Much to my dismay, I began to cry. Soft, soundless tears, but Edward noticed. He lifted my face from his chest, tried unsuccessfully to unwind my arms from him, and looked at me with a concerned and anguished expression. Guilt. I saw it in his eyes.
"Bella, please, you don't have to do—"
I couldn't bare listen another word. "Edward, just let me think."
I looked into his eyes.
He was the most important person to me in the world.
I knew this. So why was I still reluctant? Why was I wondering what Charlie was doing, or Renee, or whether Jake and his pack were out running?
I remembered when I was little and my mom gave me keepsakes. "Give this to your little girl, Isabella, when you grow up," She said.
Pain and loss slashed through me. I remembered making lists of possible names in sixth grade when I was bored in class, thinking about the day…
I opened my eyes. Edward was still holding me, but his face was so confused and pained that I felt the need to say something.
"Edward…I'm, I'm so sorry…."
"Don't apologize, please, love."
I buried my face into his chest. He was so wonderful. He was mine. Edward was mine.
I had always dreamed of having a child. But I knew no man could ever be as perfect for me as Edward. I would give it up for him.
"What are you thinking, Isabella?"
I met his gaze and my eyes embraced his apologetic crooked smile. I abruptly felt silly—foolish for even doubting what I wanted to be. Entertaining options that didn't involve Edward and me for all eternity were beyond ridiculous.
I decided I owed him the truth. "All the usual doubts were running through my mind. I was trying…trying to calculate…" I stopped. Why cause him more pain?
"Bella, please tell me. Please." His voice had a strange edge to it. It scared me.

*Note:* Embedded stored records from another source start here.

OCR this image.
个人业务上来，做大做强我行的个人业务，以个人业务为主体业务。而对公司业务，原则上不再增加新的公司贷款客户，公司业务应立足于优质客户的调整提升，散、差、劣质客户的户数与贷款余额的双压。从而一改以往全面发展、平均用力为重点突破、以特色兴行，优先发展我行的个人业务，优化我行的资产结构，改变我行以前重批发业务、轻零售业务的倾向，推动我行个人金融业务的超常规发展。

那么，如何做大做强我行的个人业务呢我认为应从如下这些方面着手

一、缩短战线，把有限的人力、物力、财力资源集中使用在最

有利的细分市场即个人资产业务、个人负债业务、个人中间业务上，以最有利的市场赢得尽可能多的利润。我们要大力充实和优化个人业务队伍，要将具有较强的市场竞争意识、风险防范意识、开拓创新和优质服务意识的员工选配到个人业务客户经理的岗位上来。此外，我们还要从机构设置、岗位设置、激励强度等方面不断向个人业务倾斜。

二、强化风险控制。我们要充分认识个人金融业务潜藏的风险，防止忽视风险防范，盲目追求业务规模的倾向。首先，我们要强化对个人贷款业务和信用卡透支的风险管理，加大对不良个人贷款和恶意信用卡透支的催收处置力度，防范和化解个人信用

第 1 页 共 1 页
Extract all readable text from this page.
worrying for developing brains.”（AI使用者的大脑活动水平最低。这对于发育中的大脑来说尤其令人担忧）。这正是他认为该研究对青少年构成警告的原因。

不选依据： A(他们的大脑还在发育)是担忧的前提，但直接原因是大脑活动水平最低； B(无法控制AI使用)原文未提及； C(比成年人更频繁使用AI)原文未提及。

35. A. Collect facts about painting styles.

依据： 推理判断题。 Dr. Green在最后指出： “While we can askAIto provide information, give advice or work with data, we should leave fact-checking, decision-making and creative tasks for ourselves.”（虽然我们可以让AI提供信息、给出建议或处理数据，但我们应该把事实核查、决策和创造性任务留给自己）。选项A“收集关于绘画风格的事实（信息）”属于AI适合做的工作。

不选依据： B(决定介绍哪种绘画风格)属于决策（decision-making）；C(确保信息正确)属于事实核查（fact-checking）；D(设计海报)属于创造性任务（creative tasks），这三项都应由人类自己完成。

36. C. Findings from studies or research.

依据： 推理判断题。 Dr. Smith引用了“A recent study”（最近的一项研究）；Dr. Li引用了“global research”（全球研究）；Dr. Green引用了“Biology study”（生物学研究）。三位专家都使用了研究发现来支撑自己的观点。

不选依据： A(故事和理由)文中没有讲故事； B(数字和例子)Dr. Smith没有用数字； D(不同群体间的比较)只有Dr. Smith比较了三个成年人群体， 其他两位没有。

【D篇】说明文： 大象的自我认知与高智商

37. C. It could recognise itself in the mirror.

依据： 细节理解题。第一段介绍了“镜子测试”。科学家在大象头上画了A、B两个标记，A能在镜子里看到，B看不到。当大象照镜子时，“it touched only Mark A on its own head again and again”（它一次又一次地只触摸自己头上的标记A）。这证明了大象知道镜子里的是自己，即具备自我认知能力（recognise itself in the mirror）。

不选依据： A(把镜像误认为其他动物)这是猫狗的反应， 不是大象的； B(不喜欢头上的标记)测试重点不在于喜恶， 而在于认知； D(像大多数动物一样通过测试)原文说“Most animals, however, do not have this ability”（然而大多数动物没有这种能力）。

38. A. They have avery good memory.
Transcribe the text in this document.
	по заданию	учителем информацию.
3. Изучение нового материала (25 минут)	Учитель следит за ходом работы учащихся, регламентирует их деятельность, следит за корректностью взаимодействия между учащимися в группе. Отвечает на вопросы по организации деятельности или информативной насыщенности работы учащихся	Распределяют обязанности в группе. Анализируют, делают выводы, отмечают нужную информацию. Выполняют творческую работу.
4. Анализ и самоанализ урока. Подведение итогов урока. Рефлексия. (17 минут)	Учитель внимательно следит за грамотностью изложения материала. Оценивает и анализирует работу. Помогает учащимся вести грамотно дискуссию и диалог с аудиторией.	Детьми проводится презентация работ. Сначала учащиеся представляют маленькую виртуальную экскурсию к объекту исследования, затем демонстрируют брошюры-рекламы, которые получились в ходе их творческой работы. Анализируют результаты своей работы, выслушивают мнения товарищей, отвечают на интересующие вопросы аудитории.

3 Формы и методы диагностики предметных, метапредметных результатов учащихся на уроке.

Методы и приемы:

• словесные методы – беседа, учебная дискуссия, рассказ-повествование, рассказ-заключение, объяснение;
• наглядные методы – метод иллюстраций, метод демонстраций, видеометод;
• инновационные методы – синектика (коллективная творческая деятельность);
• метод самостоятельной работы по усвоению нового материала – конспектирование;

"Edward, no pain will ever be as devastating to me as not being with you. No one in the world matters to me as much as you do. I love my family, and Jake…but the pain of leaving them, of leaving all of being human, is nothing compared to not being with you." I felt relieved to finally express this to him, but also worried for his reaction. The last thing I wanted him to do was beat himself up trying to talk me out of something I had already decided.
"Bella, please, consider this—"
"Forget it, Edward. There is no point delaying. You will never change my mind." I was so, so tired of this conversation.
Jasper entered the room then. He drew closer, and I could see he was about to greet me, when his stride suddenly shortened. He moved towards us, more overwhelmed and uncomfortable with every step. A weak, brief calmness swept through me.
"What…feel…Jazz?" Edward sputtered the words so quickly and quietly to Jasper that I only barely caught a few words. I immediately came to the conclusion that he was trying to decipher my thoughts through his emotionally talented brother. Jasper looked at me, torn.
"Edward! I told you already—"
He shook his head, his eyes strangling the words in my throat. "You edit, Bella. You don't want to hurt me."
I wanted to melt. To disappear. I hated to see him like this—yet, I was causing it. I saw Jasper exit the room quickly out of the corner of my eye.